Kick Out the Jams with Tea Leaf Green at Canopy on Sunday

Most weekends, a little Sunday evening psychedelia would interfere with the beginning of the work week come Monday morning. Not so this week, as the Labor Day holiday will free up most of us to check out one of the nation’s most popular jam bands, Tea Leaf Green, on Sunday night at the Canopy Club. 56 Hope Road starts things off at 9 p.m., and advance tickets are $12.

After the jump, check out an interview with Tea Leaf Green guitarist and vocalist Josh Clark.

Clark and I traded e-mails yesterday, the band’s off day as they traveled from Minneapolis to Milwaukee. Tea Leaf Green, based out of San Francisco, is reunited this week after a break in their summer touring schedule, followed by a few dates with the band members’ individual side projects.

Smile Politely: How’s the tour going? It looks like this is your first week in a while playing as TLG. Has that been a welcome break?

Josh Clark: Yes, I always like to take a week off from actually touching the guitar. I come back more inspired. I did some fishing and crabbing off the piers in SF.

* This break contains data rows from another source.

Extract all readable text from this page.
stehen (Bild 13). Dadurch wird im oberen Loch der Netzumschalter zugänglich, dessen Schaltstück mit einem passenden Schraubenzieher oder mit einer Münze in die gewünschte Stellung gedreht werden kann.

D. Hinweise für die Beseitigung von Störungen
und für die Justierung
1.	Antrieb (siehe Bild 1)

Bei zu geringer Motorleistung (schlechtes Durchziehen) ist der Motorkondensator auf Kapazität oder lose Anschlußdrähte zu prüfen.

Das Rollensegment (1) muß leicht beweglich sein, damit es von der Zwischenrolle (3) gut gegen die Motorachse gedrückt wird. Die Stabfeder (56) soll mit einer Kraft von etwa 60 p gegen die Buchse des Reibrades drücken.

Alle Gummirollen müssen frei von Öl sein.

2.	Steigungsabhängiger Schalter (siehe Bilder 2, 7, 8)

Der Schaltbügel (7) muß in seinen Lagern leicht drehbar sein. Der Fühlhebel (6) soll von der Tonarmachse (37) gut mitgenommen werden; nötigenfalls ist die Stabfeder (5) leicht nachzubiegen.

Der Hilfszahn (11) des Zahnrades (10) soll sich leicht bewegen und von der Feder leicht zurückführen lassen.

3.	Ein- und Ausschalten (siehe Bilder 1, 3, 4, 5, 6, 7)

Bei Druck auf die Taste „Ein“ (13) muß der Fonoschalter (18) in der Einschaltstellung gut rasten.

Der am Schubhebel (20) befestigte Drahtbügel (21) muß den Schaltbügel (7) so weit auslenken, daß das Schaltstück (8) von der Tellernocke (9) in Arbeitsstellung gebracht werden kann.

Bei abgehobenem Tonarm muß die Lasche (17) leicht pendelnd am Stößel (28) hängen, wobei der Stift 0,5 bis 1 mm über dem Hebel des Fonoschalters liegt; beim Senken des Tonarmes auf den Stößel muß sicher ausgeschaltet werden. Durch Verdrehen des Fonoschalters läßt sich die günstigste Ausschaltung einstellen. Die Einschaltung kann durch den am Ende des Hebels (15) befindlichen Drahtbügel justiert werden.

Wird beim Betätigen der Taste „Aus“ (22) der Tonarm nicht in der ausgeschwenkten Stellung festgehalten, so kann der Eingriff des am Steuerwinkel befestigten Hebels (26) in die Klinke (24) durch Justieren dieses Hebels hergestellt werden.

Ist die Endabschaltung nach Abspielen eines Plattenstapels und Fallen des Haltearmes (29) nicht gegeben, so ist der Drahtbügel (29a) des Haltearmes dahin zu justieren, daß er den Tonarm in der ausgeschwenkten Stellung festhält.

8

SP: How do crowds in the Midwest receive your shows differently than on the coasts? How about any differences between playing before thousands at Bonnaroo or 10KLF compared to several hundred at the Canopy Club?

JC: As for the difference between the Midwest and the coasts, I have never really noticed a difference. As for the difference between the number of people at a show, I find that the smaller, the harder I have to work to entertain them. With the smaller crowd, you run the risk of people leaving!

SP: Any band that describes themselves as “jam” will inevitably be compared to the Dead. Do you welcome that comparison, and how would you say your style is similar to and different from them?

JC: I would never refuse the comparisons, as it is very good company to be in. Differences would be sonically, we are more aggressive musically. Similarities would be lyrical and the story telling aspect of our songbook.

SP: What sorts of music did you listen to when you were growing up? What was your favorite album when you were 12?

JC: I did not develop a taste for music on my own until I was 15 and I found the Beatles.
Before that, I was a slave to my bother’s tastes which ran the gamut from Run DMC to Warrant. Once I started playing the guitar, I listened to all the great guitarists.

SP: Who would you say are your influences, and have they changed over the years?

JC: Yes, my influences change everyday. I can be influenced by something on the radio at any given time. Jimi Hendrix, Jimmy Page, and George Harrison.

SP: How did winning the “Best New Song” Jammy change things for you guys?

JC: Raised our profile and increased the reach of our music. The tangible result was more folks at shows.

SP: How much of your live show is improvised? What can folks coming out Sunday expect?

JC: Every song has a section that lends itself to improv, but the total percentage of the show is relatively low. Our songs have structure that tether our jams. When folks come to our shows, they should expect to have a few cocktails and dance!

SP: Have you playing played in C-U before? If not, how do you picture it?

JC: Yes, we have been there before. Ian, the promoter, has been a fantastic friend to this band.

SP: What was working with David Lowery [producer of their latest album] like? Will you be playing “Take the Skinheads Bowling” at the show?

JC: We would love to play that song if the opportunity ever arose. David would have to be a part of it! Working with David was seamless. It was like working with an old friend.